Die Negativität für das Epstein-Barr-Virus ist hilfreich zur Abgrenzung zum EBV-assoziierten großzelligen B-Lymphom. 

Differentialdiagnose

Lymphome anderer Ätiologie, Ulcus cruris versch.Genese: Ulcus cruris venosum oder Ulcus cruris arteriosum. Ulzerierte epitheliale Tumoren. 

Therapie

Für diesen Lymphomtypus existiert keine Leitliniensystematik sondern lediglich kleinere Fallserien mit unterschiedlichen Therapieansätzen. Wichtig für alle Therapieüberlegungen ist die im Verhältnis zu den biologisch indolenten primär kutanen B-Zell-Lymphomen schlechte Prognose.

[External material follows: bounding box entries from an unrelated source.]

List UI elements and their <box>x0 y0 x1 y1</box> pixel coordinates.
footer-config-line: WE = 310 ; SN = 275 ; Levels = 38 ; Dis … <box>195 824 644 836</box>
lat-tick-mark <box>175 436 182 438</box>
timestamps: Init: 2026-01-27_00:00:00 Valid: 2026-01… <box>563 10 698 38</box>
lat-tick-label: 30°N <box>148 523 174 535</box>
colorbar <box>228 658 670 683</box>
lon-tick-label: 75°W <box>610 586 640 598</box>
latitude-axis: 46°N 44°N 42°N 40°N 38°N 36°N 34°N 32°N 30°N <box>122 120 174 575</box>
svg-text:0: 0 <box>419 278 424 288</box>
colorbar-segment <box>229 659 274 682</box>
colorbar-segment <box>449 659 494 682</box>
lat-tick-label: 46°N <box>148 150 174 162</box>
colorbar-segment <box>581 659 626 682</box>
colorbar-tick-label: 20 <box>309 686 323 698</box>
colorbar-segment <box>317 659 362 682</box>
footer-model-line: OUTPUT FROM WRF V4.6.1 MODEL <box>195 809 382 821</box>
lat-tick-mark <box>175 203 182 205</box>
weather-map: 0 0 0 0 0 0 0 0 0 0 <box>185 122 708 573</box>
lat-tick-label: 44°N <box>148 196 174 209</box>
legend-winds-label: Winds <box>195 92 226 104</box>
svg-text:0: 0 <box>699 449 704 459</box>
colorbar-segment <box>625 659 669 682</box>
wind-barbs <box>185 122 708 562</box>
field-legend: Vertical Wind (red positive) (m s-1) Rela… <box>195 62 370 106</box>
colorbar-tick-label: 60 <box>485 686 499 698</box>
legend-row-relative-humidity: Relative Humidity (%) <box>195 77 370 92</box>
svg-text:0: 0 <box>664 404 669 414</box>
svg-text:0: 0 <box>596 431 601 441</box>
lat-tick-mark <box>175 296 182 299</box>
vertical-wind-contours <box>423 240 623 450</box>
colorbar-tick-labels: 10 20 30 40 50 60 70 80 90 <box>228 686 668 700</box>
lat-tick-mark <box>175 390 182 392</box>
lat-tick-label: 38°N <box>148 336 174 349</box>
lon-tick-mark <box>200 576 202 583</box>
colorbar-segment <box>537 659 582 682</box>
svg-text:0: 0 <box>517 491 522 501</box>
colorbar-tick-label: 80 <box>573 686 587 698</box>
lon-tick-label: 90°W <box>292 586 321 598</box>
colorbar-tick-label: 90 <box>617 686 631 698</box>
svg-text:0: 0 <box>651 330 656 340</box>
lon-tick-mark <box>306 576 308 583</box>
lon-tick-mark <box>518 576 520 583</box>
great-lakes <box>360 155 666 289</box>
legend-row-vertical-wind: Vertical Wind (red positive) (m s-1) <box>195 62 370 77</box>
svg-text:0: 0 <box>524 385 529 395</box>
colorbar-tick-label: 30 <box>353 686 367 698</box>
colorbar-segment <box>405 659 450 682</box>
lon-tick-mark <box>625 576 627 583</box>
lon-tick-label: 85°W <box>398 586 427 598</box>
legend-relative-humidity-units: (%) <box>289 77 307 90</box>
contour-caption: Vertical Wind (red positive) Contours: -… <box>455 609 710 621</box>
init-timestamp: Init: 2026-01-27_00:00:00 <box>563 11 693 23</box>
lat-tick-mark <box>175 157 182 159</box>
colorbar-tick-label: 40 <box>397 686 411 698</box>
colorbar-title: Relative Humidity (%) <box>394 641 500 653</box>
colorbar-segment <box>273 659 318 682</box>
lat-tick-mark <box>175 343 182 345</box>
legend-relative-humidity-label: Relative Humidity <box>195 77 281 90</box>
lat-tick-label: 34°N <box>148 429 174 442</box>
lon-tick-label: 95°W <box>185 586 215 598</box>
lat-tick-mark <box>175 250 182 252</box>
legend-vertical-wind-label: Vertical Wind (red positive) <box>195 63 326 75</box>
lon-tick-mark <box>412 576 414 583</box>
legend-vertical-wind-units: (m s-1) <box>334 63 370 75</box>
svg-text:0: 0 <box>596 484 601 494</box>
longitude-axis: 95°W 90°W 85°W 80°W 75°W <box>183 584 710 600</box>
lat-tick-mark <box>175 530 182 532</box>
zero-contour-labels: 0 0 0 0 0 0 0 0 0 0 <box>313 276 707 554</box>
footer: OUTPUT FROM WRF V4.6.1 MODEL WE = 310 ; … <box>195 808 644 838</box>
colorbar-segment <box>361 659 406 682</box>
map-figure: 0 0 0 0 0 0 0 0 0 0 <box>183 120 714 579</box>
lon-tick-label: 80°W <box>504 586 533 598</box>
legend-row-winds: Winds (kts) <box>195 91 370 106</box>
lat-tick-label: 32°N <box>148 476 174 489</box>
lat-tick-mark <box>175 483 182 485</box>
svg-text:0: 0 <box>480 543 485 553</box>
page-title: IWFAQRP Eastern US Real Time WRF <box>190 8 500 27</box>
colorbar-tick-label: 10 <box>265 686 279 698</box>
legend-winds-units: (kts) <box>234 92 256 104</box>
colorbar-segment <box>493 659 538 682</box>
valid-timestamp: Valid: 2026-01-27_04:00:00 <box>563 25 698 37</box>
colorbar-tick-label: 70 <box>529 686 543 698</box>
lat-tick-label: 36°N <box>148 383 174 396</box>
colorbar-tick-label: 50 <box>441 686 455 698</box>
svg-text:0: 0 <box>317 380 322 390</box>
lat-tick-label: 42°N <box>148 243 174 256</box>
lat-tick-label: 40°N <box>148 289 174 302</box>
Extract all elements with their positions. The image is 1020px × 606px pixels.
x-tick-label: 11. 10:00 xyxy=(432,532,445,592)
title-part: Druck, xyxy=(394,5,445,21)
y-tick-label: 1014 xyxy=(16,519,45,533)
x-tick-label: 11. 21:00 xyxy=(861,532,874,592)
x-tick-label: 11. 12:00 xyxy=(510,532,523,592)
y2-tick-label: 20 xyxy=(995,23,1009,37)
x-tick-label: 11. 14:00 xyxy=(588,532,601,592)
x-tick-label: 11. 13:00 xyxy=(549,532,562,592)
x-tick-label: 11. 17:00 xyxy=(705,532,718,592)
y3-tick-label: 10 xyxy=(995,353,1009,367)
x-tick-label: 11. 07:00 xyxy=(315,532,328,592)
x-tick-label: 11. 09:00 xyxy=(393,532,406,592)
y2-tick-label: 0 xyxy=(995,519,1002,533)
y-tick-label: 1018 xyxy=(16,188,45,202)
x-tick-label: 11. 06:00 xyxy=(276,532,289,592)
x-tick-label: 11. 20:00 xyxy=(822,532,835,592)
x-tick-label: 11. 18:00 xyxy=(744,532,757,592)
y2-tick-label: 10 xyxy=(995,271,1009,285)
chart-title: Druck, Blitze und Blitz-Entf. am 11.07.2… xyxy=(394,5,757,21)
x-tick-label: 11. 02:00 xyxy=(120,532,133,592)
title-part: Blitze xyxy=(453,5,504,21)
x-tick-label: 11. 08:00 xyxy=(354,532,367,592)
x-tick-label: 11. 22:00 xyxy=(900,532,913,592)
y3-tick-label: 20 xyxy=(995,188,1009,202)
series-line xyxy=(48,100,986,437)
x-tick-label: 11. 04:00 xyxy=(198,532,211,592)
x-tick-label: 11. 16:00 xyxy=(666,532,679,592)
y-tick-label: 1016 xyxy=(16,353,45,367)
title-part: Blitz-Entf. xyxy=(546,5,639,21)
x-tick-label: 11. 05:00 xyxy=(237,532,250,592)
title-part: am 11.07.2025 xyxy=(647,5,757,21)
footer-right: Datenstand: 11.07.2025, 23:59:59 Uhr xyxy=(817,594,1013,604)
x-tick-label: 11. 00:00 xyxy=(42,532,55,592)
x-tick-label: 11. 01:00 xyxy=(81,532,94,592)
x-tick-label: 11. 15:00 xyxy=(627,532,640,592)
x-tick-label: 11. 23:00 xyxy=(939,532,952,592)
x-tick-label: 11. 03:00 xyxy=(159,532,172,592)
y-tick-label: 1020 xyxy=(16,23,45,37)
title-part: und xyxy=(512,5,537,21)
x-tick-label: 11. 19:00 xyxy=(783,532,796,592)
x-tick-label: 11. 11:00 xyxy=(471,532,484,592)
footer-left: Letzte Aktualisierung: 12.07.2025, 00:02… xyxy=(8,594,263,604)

  • Bei solitären Geschwülsten empfiehlt sich die primäre Exzision und anschließende Bestrahlungstherapie .
  • Bei multiplen Tumoren ist eine Polychemotherapie empfehlenswert. Neueren Studien zufolge ist die höchste Remissionsrate unter Polychemotherapie mit Antrazyklinen in Kombination mit dem monoklonalen anti-CD20 AK ( Rituximab) zu erzielen z.B. R-CHOP.
  • Bei lokalen Rezidiven ist neben der Exzision eine Strahlentherapie zu erwägen.
  • Experimentell: Wie bei anderen aggressiven B-Zell-Lymphomen (ebenso wie bei agressivenT-Zell-Lymphomen) ist die autologe Stammzelltransplantation eine mögliche Heilungsoption.
  • Experimentell: Rituximab als Monotherapie.

Verlauf/Prognose

Intermediäre Malignität. Trotz früh einsetzender Therapie Rezidive in 50% der Fälle. 3-Jahresüberlebensrate ca. 53%, 5-Jahresüberlebensrate ca. 41%. Die Prognose ist bei solitären Läsionen mit Zentrozyten-Dominanz günstiger (5-Jahres-Überlebensrate bei etwa 100%). Sie ist schlechter bei Patienten > 70 Jahre, mit multiplen Läsionen (> 5) an beiden Beinen sowie Auftreten von Zentroblasten und Immunoblasten (5 Jahresüberlebensrate bei 36%).